外口 そのとおりですね。負担できる人もいれば,負担できない人もいます。それをどうするかということも含めて議論していくことだと思います。

「がん対策基本法」の追い風に乗って

垣添 本鼎談では,前半でがん医療とがん対策基本法の成立を中心にして,後半では,がん対策基本法を出発点とした日本の医療全体の議論となりました。最後に,2007年の抱負をひと言ずついただければと思います。
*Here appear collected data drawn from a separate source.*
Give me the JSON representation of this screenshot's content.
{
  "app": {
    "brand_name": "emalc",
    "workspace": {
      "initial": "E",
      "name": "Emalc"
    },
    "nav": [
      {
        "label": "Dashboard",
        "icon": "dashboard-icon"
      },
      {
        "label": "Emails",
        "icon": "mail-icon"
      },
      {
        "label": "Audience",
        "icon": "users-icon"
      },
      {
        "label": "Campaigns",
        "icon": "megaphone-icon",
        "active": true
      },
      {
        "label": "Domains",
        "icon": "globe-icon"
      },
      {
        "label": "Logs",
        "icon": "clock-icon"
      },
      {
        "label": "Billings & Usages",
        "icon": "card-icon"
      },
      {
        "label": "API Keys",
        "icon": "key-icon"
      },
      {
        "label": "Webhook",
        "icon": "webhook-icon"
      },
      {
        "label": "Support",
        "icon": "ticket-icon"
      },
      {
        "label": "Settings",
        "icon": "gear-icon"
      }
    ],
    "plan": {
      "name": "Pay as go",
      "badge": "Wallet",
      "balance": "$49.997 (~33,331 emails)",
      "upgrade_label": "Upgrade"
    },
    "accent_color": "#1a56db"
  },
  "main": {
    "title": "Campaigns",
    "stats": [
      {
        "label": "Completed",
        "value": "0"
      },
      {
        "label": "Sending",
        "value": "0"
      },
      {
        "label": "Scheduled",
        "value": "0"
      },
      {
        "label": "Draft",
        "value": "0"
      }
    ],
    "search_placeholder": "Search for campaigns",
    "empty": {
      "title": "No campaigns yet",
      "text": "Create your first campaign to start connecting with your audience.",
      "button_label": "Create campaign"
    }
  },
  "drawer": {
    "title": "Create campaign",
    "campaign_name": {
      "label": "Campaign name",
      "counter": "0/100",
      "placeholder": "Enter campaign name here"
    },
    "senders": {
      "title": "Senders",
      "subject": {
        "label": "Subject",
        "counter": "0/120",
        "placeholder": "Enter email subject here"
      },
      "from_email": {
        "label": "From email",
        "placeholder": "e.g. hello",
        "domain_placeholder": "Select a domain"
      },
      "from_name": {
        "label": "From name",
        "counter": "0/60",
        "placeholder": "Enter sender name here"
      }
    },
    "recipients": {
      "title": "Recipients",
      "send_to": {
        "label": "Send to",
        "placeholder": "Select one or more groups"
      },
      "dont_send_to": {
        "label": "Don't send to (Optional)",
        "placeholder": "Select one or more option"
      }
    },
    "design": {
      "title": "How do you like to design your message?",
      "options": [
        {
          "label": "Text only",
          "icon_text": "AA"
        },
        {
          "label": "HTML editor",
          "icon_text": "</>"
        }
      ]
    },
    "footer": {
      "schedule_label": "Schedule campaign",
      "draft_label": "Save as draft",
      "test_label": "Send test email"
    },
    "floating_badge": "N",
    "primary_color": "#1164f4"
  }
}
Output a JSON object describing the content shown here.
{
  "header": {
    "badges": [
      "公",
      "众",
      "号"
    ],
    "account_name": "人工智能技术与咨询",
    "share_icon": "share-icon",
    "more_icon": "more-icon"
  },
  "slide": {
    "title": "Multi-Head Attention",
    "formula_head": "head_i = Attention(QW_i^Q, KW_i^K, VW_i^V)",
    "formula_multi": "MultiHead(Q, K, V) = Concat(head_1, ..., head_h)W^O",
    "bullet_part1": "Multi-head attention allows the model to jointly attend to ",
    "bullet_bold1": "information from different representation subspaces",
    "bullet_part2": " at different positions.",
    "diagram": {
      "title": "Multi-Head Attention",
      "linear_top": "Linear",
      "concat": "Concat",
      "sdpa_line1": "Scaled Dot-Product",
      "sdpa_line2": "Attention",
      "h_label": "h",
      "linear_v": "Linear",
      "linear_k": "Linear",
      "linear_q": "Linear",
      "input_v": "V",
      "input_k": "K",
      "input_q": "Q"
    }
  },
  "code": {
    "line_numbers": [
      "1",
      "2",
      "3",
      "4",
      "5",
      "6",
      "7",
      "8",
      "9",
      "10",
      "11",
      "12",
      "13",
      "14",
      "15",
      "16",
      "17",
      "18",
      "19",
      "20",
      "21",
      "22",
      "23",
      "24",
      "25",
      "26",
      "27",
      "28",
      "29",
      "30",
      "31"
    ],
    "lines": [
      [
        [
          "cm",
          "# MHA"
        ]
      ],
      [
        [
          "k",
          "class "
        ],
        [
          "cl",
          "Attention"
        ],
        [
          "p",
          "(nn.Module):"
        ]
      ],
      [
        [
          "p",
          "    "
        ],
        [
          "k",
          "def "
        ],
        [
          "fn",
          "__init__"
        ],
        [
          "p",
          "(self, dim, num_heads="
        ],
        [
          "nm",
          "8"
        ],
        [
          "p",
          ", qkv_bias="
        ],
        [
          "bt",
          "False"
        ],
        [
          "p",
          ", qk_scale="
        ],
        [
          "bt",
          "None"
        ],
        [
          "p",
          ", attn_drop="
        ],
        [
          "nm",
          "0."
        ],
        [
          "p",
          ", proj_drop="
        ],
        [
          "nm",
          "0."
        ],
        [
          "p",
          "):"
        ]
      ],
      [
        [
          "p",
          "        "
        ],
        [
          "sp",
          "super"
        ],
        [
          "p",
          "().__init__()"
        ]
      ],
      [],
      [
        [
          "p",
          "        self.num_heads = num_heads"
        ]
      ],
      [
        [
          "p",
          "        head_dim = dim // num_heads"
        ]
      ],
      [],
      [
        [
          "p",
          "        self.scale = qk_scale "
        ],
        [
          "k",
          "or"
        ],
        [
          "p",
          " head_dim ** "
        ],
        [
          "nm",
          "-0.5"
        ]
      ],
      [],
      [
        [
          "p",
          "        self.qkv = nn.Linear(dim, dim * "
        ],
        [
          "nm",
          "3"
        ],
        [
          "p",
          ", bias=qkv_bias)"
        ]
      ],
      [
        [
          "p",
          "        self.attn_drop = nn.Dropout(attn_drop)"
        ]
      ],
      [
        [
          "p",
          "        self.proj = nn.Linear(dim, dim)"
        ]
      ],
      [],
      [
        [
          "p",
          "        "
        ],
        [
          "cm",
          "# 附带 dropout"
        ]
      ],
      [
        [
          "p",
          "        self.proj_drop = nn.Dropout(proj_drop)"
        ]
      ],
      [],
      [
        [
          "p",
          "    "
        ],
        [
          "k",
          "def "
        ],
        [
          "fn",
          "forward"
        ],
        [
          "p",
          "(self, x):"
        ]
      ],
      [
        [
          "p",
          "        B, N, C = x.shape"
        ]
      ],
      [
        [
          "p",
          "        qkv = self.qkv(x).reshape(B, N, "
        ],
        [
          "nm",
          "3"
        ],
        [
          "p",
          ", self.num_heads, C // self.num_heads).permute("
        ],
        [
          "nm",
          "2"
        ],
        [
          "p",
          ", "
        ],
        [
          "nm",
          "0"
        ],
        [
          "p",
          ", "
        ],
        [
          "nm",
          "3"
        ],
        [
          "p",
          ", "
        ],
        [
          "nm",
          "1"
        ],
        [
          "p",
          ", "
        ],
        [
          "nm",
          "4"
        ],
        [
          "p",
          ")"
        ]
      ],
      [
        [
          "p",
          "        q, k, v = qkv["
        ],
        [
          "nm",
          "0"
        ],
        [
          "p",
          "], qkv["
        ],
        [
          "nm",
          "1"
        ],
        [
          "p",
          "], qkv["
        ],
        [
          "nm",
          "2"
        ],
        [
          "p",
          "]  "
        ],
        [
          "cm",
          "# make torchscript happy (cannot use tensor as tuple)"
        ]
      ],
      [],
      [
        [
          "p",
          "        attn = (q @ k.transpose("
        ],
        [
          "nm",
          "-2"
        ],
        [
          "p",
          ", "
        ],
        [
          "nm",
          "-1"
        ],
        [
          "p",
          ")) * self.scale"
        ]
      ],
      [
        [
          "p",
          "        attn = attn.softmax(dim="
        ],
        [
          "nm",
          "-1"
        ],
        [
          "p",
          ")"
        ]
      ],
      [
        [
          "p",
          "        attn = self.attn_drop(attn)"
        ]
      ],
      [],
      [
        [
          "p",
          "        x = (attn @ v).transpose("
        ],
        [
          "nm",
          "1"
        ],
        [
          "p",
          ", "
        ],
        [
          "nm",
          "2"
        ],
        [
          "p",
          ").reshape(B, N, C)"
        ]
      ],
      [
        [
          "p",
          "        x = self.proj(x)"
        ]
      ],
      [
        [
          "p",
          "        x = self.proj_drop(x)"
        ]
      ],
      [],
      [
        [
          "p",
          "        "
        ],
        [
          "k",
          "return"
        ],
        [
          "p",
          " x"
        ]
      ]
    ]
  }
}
外口 がん対策基本法の精神を活かして,これを日本の医療をよくする起爆剤にしていきたいと思っています。

本田 がん医療改革が,「患者参加と理解に基づく」医療改革の,1つの象徴となる1年になればいいと思っています。そのため,メディアの一員としても努力したいです。

垣添 私も,まったく同感です。患者さんや家族,国民の声があったからこそ,短期間で法律の成立までたどりつくことができました。「患者さんや国民がいるから医療がある」という医療の原点につながっていくような,非常に端的な出来事だったのではないかと思っています。

 この1年間,がん対策基本法の追い風に乗って,わが国のがん医療がさらによくなっていくように,患者さん,国民の声をいただきながら進めていくのが,私どもの責務だろうと思っています。本日はたいへん活発な議論ができました。ありがとうございました。

(了)


今回のがん対策基本法では,厚生労働省だけでなく,他省庁との連携をかなり強く打ち出している。お互いの省庁の得意な分野を伸ばしつつ,国を挙げてがん対策に取り組んでいきたい。

外口崇氏(厚生労働省健康局長)
1981年慶大医学部大学院卒。1983年に厚労省入省。医薬安全局血液対策課長,医薬品副作用被害救済・研究振興調査機構研究振興部長,老健局老人保健課長,医薬食品局食品安全部長,厚生労働大臣官房技術総括審議官などを経て,2006年9月より現職。健康局長として,行政のがん対策に携わる。

がんで苦しむ患者さん,あるいはがんを心配する国民がいるから,がん診療や研究がある。がん対策基本法は,こうした医療の原点に立ち返った法律。

垣添忠生氏(国立がんセンター総長)
1967年東大医学部卒。東大病院,都立豊島病院,藤間病院などを経て,75年より国立がんセンター病院泌尿器科に勤務。同病院手術部長,院長などを経て,2002年4月,総長に就任し現在に至る。専門は泌尿器科学。立場上,がんの予防,診断,治療に幅広く関わり,全がんに目配りしている。高松宮妃癌研究基金学術賞,日本医師会医学賞などを受賞。

法成立過程で特に大きかったのは,「患者の価値観に基づいた選択権を認めてほしい」と患者が訴えたこと。その気持ちに共感したから,メディアも政治も動いた。

本田麻由美氏(読売新聞社会保障部記者)
1991年お茶の水女子大卒,読売新聞入社。東北総局,医療情報部などを経て,2000年より社会保障部で医療・介護保険を中心に担当。02年5月に乳がんが見つかり,03年4月から闘病体験に基づく医療コラムを同紙朝刊でスタート。欧州NPOの「Cancer Enlightenment 2004 Special Award」等を受賞し,現在も「がんと私」として患者視点でがん対策への提言を続ける。